Fitch confirms CenterPoint Energy's ratings

Fitch Ratings confirmed CenterPoint Energy Inc. and its subsidiaries CenterPoint Energy Houston Electric LLC and CenterPoint Energy Resources Corp. The outlook remains negative.

The confirmed ratings include: CenterPoint Energy's senior unsecured debt at BBB-, unsecured pollution control bonds at BBB-, trust originated preferred securities at BB+ and zero premium exchange notes at BB+; CenterPoint Energy Houston Electric's first mortgage bonds at BBB+ and $1.3 billion secured term loan at BBB; and, CenterPoint Energy Resources' senior unsecured notes and debentures at BBB and convertible preferred securities at BBB-.

The confirmation follows the company's announcement that it had reached an agreement with its lenders to restructure terms under an existing $3.85 billion credit facility, including extending the maturity to June 30, 2005 from Oct. 10 and eliminating mandatory commitment reductions. In return, the company has agreed to seek SEC authorization to pledge its 81% interest in the capital stock of Texas Genco Holdings Inc. as collateral.
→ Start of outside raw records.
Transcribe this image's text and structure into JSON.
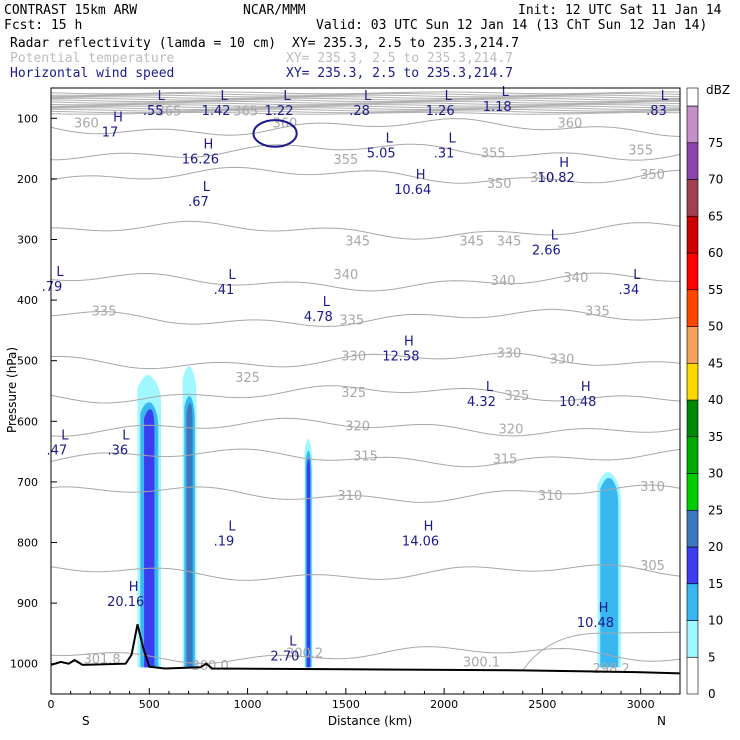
{
  "header": {
    "left1": "CONTRAST 15km ARW",
    "center1": "NCAR/MMM",
    "right1": "Init: 12 UTC Sat 11 Jan 14",
    "left2": "Fcst:    15 h",
    "right2": "Valid: 03 UTC Sun 12 Jan 14 (13 ChT Sun 12 Jan 14)",
    "fields": [
      {
        "name": "Radar reflectivity (lamda = 10 cm)",
        "xy": "XY= 235.3,  2.5 to 235.3,214.7",
        "color": "#000000"
      },
      {
        "name": "Potential temperature",
        "xy": "XY= 235.3,  2.5 to 235.3,214.7",
        "color": "#bdbdbd"
      },
      {
        "name": "Horizontal wind speed",
        "xy": "XY= 235.3,  2.5 to 235.3,214.7",
        "color": "#1a1a8c"
      }
    ]
  },
  "chart_data": {
    "type": "cross-section",
    "xlabel": "Distance (km)",
    "ylabel": "Pressure (hPa)",
    "xlim": [
      0,
      3200
    ],
    "ylim": [
      1050,
      50
    ],
    "x_ticks": [
      "0",
      "500",
      "1000",
      "1500",
      "2000",
      "2500",
      "3000"
    ],
    "y_ticks": [
      "100",
      "200",
      "300",
      "400",
      "500",
      "600",
      "700",
      "800",
      "900",
      "1000"
    ],
    "x_end_labels": {
      "left": "S",
      "right": "N"
    },
    "reflectivity_cells": [
      {
        "x": [
          440,
          560
        ],
        "top_hPa": 525,
        "core_top_hPa": 570,
        "colors": [
          "#9ff8ff",
          "#38b7f0",
          "#3c3cf0"
        ]
      },
      {
        "x": [
          670,
          740
        ],
        "top_hPa": 510,
        "core_top_hPa": 560,
        "colors": [
          "#9ff8ff",
          "#38b7f0",
          "#3c78c0"
        ]
      },
      {
        "x": [
          1290,
          1330
        ],
        "top_hPa": 630,
        "core_top_hPa": 650,
        "colors": [
          "#9ff8ff",
          "#38b7f0",
          "#3c3cf0"
        ]
      },
      {
        "x": [
          2780,
          2900
        ],
        "top_hPa": 685,
        "core_top_hPa": 695,
        "colors": [
          "#9ff8ff",
          "#38b7f0"
        ]
      }
    ],
    "theta_labels": [
      {
        "v": "360",
        "x": 180,
        "p": 115
      },
      {
        "v": "365",
        "x": 600,
        "p": 95
      },
      {
        "v": "365",
        "x": 990,
        "p": 95
      },
      {
        "v": "360",
        "x": 1190,
        "p": 115
      },
      {
        "v": "360",
        "x": 2640,
        "p": 115
      },
      {
        "v": "355",
        "x": 1500,
        "p": 175
      },
      {
        "v": "355",
        "x": 2250,
        "p": 165
      },
      {
        "v": "355",
        "x": 3000,
        "p": 160
      },
      {
        "v": "350",
        "x": 2280,
        "p": 215
      },
      {
        "v": "350",
        "x": 2500,
        "p": 205
      },
      {
        "v": "350",
        "x": 3060,
        "p": 200
      },
      {
        "v": "345",
        "x": 1560,
        "p": 310
      },
      {
        "v": "345",
        "x": 2140,
        "p": 310
      },
      {
        "v": "345",
        "x": 2330,
        "p": 310
      },
      {
        "v": "340",
        "x": 1500,
        "p": 365
      },
      {
        "v": "340",
        "x": 2300,
        "p": 375
      },
      {
        "v": "340",
        "x": 2670,
        "p": 370
      },
      {
        "v": "335",
        "x": 270,
        "p": 425
      },
      {
        "v": "335",
        "x": 1530,
        "p": 440
      },
      {
        "v": "335",
        "x": 2780,
        "p": 425
      },
      {
        "v": "330",
        "x": 1540,
        "p": 500
      },
      {
        "v": "330",
        "x": 2330,
        "p": 495
      },
      {
        "v": "330",
        "x": 2600,
        "p": 505
      },
      {
        "v": "325",
        "x": 1000,
        "p": 535
      },
      {
        "v": "325",
        "x": 1540,
        "p": 560
      },
      {
        "v": "325",
        "x": 2370,
        "p": 565
      },
      {
        "v": "320",
        "x": 1560,
        "p": 615
      },
      {
        "v": "320",
        "x": 2340,
        "p": 620
      },
      {
        "v": "315",
        "x": 1600,
        "p": 665
      },
      {
        "v": "315",
        "x": 2310,
        "p": 670
      },
      {
        "v": "310",
        "x": 1520,
        "p": 730
      },
      {
        "v": "310",
        "x": 2540,
        "p": 730
      },
      {
        "v": "310",
        "x": 3060,
        "p": 715
      },
      {
        "v": "305",
        "x": 3060,
        "p": 845
      },
      {
        "v": "301.8",
        "x": 260,
        "p": 1000
      },
      {
        "v": "300.0",
        "x": 810,
        "p": 1010
      },
      {
        "v": "300.2",
        "x": 1290,
        "p": 990
      },
      {
        "v": "300.1",
        "x": 2190,
        "p": 1005
      },
      {
        "v": "298.2",
        "x": 2850,
        "p": 1015
      }
    ],
    "wind_extrema": [
      {
        "type": "L",
        "v": ".55",
        "x": 520,
        "p": 70
      },
      {
        "type": "L",
        "v": "1.42",
        "x": 840,
        "p": 70
      },
      {
        "type": "L",
        "v": "1.22",
        "x": 1160,
        "p": 70
      },
      {
        "type": "L",
        "v": ".28",
        "x": 1570,
        "p": 70
      },
      {
        "type": "L",
        "v": "1.26",
        "x": 1980,
        "p": 70
      },
      {
        "type": "L",
        "v": "1.18",
        "x": 2270,
        "p": 63
      },
      {
        "type": "L",
        "v": ".83",
        "x": 3080,
        "p": 70
      },
      {
        "type": "H",
        "v": "17",
        "x": 300,
        "p": 105
      },
      {
        "type": "H",
        "v": "16.26",
        "x": 760,
        "p": 150
      },
      {
        "type": "L",
        "v": "5.05",
        "x": 1680,
        "p": 140
      },
      {
        "type": "L",
        "v": ".31",
        "x": 2000,
        "p": 140
      },
      {
        "type": "H",
        "v": "10.82",
        "x": 2570,
        "p": 180
      },
      {
        "type": "H",
        "v": "10.64",
        "x": 1840,
        "p": 200
      },
      {
        "type": "L",
        "v": ".67",
        "x": 750,
        "p": 220
      },
      {
        "type": "L",
        "v": "2.66",
        "x": 2520,
        "p": 300
      },
      {
        "type": "L",
        "v": ".79",
        "x": 5,
        "p": 360
      },
      {
        "type": "L",
        "v": ".41",
        "x": 880,
        "p": 365
      },
      {
        "type": "L",
        "v": ".34",
        "x": 2940,
        "p": 365
      },
      {
        "type": "L",
        "v": "4.78",
        "x": 1360,
        "p": 410
      },
      {
        "type": "H",
        "v": "12.58",
        "x": 1780,
        "p": 475
      },
      {
        "type": "L",
        "v": "4.32",
        "x": 2190,
        "p": 550
      },
      {
        "type": "H",
        "v": "10.48",
        "x": 2680,
        "p": 550
      },
      {
        "type": "L",
        "v": ".47",
        "x": 30,
        "p": 630
      },
      {
        "type": "L",
        "v": ".36",
        "x": 340,
        "p": 630
      },
      {
        "type": "L",
        "v": ".19",
        "x": 880,
        "p": 780
      },
      {
        "type": "H",
        "v": "14.06",
        "x": 1880,
        "p": 780
      },
      {
        "type": "H",
        "v": "20.16",
        "x": 380,
        "p": 880
      },
      {
        "type": "H",
        "v": "10.48",
        "x": 2770,
        "p": 915
      },
      {
        "type": "L",
        "v": "2.70",
        "x": 1190,
        "p": 970
      }
    ],
    "wind_closed_contour": {
      "x_center": 1140,
      "p_center": 125,
      "x_radius": 110,
      "p_radius": 22
    },
    "terrain": [
      [
        0,
        1002
      ],
      [
        50,
        997
      ],
      [
        90,
        1000
      ],
      [
        120,
        994
      ],
      [
        160,
        1002
      ],
      [
        380,
        1000
      ],
      [
        410,
        985
      ],
      [
        440,
        935
      ],
      [
        470,
        975
      ],
      [
        500,
        1005
      ],
      [
        580,
        1008
      ],
      [
        760,
        1006
      ],
      [
        790,
        1000
      ],
      [
        820,
        1008
      ],
      [
        1500,
        1009
      ],
      [
        2400,
        1011
      ],
      [
        3000,
        1014
      ],
      [
        3200,
        1016
      ]
    ],
    "legend": {
      "unit": "dBZ",
      "levels": [
        "0",
        "5",
        "10",
        "15",
        "20",
        "25",
        "30",
        "35",
        "40",
        "45",
        "50",
        "55",
        "60",
        "65",
        "70",
        "75"
      ],
      "colors": [
        "#ffffff",
        "#9ff8ff",
        "#38b7f0",
        "#3c3cf0",
        "#3c78c0",
        "#00cc00",
        "#00aa00",
        "#008800",
        "#ffd700",
        "#f5a25d",
        "#ff4500",
        "#ff0000",
        "#cc0000",
        "#a04050",
        "#8e44ad",
        "#c58fc8"
      ]
    }
  }
}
"In analyzing the impact of the new bank agreement and the likely pledge of TGN capital stock to those lenders upon CNP's unsecured bondholders, Fitch believes that the issue of structural subordination is largely offset by the removal of near-term refinancing risk, as well as the fact that the value of the pledged stock represents less than 5% of total consolidated assets. Moreover, unsecured bondholders and bank lenders will continue to share equally in the residual value of both CNP Electric and CNP providing meaningful asset coverage for both secured and unsecured creditors," Fitch explained.
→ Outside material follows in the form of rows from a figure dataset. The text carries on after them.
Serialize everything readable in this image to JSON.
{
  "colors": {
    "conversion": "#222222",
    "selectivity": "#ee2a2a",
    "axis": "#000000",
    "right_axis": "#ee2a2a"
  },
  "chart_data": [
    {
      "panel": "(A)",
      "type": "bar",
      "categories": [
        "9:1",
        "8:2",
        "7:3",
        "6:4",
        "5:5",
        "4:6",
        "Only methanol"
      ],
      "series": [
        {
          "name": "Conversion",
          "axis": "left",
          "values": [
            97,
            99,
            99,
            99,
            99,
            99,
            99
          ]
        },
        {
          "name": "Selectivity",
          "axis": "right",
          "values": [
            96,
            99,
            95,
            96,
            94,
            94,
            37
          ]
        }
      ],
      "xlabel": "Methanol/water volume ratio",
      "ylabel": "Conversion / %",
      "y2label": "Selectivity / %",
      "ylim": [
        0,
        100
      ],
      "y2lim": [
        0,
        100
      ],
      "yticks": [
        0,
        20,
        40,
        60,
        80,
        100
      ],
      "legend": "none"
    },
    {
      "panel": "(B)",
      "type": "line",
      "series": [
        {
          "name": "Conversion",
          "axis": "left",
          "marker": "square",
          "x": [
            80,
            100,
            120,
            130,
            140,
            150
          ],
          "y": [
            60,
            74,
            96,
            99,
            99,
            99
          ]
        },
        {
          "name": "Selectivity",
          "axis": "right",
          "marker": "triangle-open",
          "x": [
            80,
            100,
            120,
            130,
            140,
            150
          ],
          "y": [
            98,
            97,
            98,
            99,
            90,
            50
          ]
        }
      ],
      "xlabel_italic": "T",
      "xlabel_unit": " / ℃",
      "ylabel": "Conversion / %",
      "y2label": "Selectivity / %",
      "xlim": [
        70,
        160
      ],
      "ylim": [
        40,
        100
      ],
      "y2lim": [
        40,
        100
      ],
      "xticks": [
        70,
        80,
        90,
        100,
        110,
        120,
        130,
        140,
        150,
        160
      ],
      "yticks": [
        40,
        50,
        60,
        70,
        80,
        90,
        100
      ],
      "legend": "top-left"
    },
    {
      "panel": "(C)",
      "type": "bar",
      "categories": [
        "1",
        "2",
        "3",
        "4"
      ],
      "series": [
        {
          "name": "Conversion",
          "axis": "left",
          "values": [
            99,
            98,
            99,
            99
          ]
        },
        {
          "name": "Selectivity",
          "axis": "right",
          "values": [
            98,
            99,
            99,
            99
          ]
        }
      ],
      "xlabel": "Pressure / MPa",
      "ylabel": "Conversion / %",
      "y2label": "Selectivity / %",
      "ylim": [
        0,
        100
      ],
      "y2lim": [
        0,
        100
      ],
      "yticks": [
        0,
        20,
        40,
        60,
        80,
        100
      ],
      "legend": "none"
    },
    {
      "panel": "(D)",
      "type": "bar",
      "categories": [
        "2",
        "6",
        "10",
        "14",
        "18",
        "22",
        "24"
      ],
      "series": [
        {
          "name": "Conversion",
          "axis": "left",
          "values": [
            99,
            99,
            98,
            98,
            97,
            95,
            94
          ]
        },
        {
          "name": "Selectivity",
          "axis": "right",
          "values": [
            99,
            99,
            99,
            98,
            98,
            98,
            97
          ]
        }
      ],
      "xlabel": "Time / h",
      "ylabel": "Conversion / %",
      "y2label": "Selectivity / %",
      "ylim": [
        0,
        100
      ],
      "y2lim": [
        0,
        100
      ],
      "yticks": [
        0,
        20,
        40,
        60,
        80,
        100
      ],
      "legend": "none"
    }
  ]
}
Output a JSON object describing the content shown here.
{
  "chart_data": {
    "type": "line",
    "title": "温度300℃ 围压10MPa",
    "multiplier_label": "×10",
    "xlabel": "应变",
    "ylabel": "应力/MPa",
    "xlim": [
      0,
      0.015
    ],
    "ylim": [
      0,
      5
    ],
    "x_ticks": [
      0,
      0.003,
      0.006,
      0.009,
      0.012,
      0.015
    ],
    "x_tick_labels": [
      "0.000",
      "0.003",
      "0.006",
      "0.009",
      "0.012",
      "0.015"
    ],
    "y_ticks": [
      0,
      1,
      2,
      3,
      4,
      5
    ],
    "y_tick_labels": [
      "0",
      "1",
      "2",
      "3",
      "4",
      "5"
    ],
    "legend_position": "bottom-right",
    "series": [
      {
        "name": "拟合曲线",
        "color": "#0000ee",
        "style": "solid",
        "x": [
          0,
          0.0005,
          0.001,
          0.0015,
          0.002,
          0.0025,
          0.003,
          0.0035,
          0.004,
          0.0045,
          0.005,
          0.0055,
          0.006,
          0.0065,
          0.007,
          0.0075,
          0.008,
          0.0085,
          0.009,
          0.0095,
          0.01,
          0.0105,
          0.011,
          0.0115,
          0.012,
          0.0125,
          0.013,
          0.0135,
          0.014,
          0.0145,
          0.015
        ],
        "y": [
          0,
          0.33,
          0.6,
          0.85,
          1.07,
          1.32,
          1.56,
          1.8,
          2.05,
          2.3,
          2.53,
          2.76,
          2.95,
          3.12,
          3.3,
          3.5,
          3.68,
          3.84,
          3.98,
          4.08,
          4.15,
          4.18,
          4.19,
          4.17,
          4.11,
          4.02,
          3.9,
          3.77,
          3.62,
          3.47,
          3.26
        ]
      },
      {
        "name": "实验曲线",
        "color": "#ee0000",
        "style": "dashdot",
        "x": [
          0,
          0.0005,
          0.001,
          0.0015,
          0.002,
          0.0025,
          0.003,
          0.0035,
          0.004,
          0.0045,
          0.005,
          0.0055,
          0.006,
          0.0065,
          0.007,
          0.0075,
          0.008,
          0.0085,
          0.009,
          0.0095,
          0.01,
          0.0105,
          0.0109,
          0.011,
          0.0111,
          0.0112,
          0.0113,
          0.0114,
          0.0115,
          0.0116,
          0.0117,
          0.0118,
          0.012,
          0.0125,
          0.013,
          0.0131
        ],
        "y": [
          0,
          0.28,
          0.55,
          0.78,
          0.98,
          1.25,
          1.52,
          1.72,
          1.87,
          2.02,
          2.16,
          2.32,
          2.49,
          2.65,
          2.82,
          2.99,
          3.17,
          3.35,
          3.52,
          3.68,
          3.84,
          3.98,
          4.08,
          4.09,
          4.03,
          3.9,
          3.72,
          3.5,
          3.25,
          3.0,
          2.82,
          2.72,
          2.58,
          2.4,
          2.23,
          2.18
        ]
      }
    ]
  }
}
Underlying ratings reflect the weakness in the company's post-restructuring credit profile offset by low business risk and the prospects for de-leveraging by 2005.

The company's negative outlook remains in place since Fitch believes that the company needs to de-leverage and reduce dependency on bank debt, Fitch added.

CenterPoint Energy Resources negative outlook reflects the need to refinance a fully drawn $350 million revolver by March 31. A $350 million bridge loan is available if the company is unable to place capital market bonds.